Aurélien Cadiou (Anaf) : "La qualité de vie des apprentis doit devenir une priorité"
Comment se portent les apprentis français ?
Il n’existe pas d’études récentes sur la qualité de vie des apprentis mais le taux de rupture des contrats d’apprentissage est un bon indicateur : il est aux alentours de 30%, un chiffre élevé mais stable depuis des années, même avant la réforme.
Ce qui est sûr, c’est qu’aucune mesure spécifique n’a été prise pour pallier les difficultés auxquelles ils font face. Parmi elles : le logement et la mobilité.
L’apprenti doit se déplacer vers le CFA et l’entreprise, souvent éloignés l’un de l’autre ou de son domicile. Cela implique des frais de logement – voire de double logement –, de transport, des longs trajets… Une logistique et un budget lourds au quotidien, à gérer en plus de leur formation.
"Les soucis de financement de l’apprentissage trustent l’actualité au détriment des sujets sur la qualité de vie des apprentis, sur la sécurisation de leur parcours et les conditions du mieux vivre."
D’autres problèmes ont été relevés au sein même des entreprises et expliquent ce taux de rupture : des missions qui ne sont pas celles que les jeunes imaginaient car ils sont parfois un peu déconnectés des réalités (des apprentis en coiffure qui pensaient intervenir sur les clients dès le début par exemple) mais aussi des cas plus graves (harcèlement, manque d’accompagnement ou de sensibilité devant des apprentis qui n’ont parfois que 16 ans…).
Depuis cette réforme qui a vu l’arrivée sur le marché de nombreux CFA privés, les apprentis vous font remonter de multiples pratiques abusives. Des conseils pour éviter ces écueils ?
D’après ce qu’on voit, il n’y a pas de pratiques abusives dans les CFA historiques, dont ceux du réseau des chambres de métiers. Parmi les nouveaux du secteur, certains font aussi très bien les choses.
Les pratiques abusives sont souvent le fait des formations dans le supérieur (Bac+3).

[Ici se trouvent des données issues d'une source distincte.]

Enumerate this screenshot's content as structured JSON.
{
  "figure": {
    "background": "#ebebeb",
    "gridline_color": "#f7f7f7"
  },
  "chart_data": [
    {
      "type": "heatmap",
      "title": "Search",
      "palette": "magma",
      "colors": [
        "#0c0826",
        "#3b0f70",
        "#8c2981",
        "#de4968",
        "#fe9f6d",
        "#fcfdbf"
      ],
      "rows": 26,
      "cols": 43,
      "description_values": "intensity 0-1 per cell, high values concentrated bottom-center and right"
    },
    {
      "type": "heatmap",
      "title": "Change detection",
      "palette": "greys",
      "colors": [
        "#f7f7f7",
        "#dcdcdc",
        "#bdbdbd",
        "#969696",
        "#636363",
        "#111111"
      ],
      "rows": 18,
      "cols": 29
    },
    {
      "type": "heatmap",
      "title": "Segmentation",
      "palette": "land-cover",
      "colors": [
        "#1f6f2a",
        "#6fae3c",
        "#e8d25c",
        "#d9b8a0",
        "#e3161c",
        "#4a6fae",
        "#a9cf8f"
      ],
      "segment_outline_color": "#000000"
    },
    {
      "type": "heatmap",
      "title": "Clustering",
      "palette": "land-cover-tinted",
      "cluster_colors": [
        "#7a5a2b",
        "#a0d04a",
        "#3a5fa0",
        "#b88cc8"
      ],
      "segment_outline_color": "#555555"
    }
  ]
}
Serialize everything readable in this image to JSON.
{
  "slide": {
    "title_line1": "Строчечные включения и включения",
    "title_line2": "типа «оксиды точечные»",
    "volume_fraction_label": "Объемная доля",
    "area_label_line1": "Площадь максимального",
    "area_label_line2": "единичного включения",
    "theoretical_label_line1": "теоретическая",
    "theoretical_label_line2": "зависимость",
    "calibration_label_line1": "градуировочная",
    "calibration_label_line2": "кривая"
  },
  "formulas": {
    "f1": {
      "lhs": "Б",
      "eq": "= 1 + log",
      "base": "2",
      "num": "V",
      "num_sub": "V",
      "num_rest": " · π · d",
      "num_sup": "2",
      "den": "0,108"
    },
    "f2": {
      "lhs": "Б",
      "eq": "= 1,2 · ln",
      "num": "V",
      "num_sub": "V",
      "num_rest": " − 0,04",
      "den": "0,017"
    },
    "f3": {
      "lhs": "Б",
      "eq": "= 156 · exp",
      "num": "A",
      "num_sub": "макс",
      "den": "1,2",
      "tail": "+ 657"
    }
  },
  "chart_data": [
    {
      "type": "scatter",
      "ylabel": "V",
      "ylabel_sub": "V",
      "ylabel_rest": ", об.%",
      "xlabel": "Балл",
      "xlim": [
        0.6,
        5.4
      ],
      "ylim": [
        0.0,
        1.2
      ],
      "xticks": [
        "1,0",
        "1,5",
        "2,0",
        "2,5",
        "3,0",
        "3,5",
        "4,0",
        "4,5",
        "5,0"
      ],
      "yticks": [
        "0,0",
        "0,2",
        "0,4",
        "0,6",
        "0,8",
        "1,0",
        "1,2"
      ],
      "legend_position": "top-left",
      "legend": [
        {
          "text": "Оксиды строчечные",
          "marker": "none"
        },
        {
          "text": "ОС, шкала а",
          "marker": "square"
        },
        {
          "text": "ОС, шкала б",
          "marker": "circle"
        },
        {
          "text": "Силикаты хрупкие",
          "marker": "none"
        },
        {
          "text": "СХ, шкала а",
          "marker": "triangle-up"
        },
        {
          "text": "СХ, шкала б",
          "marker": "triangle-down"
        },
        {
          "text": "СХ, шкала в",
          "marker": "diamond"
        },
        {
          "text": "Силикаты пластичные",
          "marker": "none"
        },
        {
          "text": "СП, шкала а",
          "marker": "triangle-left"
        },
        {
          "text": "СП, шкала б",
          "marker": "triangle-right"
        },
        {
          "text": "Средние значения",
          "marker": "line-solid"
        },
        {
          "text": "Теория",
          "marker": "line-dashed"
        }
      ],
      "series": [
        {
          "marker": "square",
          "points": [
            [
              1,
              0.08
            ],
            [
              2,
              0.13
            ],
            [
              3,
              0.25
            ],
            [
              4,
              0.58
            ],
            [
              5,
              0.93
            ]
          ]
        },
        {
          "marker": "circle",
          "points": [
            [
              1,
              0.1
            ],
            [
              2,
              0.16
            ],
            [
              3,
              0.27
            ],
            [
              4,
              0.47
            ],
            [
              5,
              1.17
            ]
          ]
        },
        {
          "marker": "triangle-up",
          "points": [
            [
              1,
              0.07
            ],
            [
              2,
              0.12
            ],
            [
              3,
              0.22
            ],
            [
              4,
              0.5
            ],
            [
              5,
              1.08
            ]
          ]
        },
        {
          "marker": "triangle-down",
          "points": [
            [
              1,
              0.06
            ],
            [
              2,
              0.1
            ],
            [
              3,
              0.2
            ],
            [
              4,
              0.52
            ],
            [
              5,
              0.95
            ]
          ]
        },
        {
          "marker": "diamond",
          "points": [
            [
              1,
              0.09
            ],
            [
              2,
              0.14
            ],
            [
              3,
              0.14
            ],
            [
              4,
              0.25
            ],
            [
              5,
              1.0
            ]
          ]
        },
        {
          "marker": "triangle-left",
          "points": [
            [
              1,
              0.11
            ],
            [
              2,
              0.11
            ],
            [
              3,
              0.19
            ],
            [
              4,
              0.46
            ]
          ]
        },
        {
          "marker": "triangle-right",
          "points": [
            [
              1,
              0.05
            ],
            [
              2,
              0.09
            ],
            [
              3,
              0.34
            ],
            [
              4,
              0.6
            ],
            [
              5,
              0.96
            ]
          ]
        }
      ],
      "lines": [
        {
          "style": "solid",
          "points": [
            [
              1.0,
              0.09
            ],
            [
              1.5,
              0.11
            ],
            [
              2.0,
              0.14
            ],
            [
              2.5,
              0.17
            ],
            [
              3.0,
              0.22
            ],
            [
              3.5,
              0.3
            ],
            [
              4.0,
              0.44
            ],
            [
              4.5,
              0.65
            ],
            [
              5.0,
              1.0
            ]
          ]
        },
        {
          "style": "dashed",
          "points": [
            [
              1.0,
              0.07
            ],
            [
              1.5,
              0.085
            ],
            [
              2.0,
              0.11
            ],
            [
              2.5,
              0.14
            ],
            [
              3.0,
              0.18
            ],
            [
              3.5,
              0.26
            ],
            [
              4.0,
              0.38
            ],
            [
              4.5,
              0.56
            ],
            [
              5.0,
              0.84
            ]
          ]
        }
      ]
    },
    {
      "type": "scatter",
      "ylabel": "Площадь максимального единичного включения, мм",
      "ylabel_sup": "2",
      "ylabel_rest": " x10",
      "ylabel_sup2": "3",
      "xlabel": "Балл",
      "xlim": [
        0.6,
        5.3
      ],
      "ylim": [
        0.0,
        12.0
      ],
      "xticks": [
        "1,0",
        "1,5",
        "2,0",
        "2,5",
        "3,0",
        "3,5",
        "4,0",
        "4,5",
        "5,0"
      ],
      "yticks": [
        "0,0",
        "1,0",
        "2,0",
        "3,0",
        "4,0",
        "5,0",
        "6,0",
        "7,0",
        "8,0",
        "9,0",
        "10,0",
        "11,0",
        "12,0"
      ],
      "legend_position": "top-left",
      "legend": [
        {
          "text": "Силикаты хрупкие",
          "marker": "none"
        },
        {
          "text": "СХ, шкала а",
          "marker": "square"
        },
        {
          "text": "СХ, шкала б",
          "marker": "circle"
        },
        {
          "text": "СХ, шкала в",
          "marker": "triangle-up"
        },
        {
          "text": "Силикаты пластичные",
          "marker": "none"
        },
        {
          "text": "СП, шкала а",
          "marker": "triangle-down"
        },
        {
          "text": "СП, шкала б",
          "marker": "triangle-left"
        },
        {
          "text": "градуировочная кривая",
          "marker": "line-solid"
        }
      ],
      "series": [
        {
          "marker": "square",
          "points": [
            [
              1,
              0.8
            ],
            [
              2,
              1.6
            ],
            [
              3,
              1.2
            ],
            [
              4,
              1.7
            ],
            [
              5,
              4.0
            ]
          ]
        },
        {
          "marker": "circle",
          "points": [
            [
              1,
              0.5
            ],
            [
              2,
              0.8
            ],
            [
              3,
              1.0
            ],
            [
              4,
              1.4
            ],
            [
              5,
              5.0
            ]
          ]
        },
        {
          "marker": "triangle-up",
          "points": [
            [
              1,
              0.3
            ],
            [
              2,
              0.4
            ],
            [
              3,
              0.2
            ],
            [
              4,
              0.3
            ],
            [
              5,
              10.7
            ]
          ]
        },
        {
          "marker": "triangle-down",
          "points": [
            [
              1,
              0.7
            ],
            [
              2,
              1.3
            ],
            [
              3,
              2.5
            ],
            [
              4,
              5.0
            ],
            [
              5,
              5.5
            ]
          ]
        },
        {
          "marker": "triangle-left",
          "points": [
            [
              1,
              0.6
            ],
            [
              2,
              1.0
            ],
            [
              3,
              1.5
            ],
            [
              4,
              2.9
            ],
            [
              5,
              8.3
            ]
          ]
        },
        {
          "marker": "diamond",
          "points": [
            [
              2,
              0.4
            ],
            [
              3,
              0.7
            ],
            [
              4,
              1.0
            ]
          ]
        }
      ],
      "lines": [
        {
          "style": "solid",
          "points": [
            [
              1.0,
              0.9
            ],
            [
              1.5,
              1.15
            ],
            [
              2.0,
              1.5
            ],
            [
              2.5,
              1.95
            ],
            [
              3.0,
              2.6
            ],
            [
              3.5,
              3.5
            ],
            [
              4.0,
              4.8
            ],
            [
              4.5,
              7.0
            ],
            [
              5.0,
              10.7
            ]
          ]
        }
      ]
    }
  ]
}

"Je conseillerais dans tous les cas aux jeunes d’éviter la précipitation et de signer d’emblée tous les documents d’inscription, d’autant plus si les demandes se font pressantes (un très mauvais signal !)."
Prendre le temps de lire les documents, de savoir dans quoi on s’engage, est essentiel.
Il faut aussi que les jeunes aient un plan B. L’école se trouve souvent en position de force car les jeunes n’ont pas envisagé d’alternative et ont tout misé sur un seul établissement.
Qu’ils interrogent aussi le CFA sur les potentiels frais cachés. Il est assez rare que les écoles mentent donc il ne faut pas hésiter.
Parmi les pratiques abusives courantes relevées lors d’une enquête réalisée anonymement par nos soins en 2020 : faire payer des frais d’inscription ou des frais de scolarité d’une année complète à un jeune s’il ne trouve pas d’entreprise dans les 3 mois… Si cette solution n’est pas satisfaisante, il faut aller voir ailleurs.
À l’approche de la rentrée de septembre, comment inciteriez-vous un employeur à embaucher un apprenti ?
Son intérêt est double. D’abord, l’apprentissage s’apparente à un prérecrutement dans un contexte où il est dur d’attirer des salariés sur des contrats durables. La moitié des apprentis, tous secteurs confondus, reste dans l’entreprise dans laquelle ils ont été formés après l’obtention de leur diplôme.
S’il est bien intégré, qu’on lui propose des missions et des bonnes conditions, il n’y a pas de raison qu’il s’en aille.
Autre avantage : un jeune apporte du sang neuf. Même s’il est timide au départ, au bout de quelques semaines, il va poser beaucoup plus de questions, parfois remettre en cause des pratiques ancrées depuis des années, amener du dynamisme. Sans compter ses connaissances dans le numérique ou le digital, pas forcément encore très présentes dans l’entreprise, et qui complètent les compétences métier.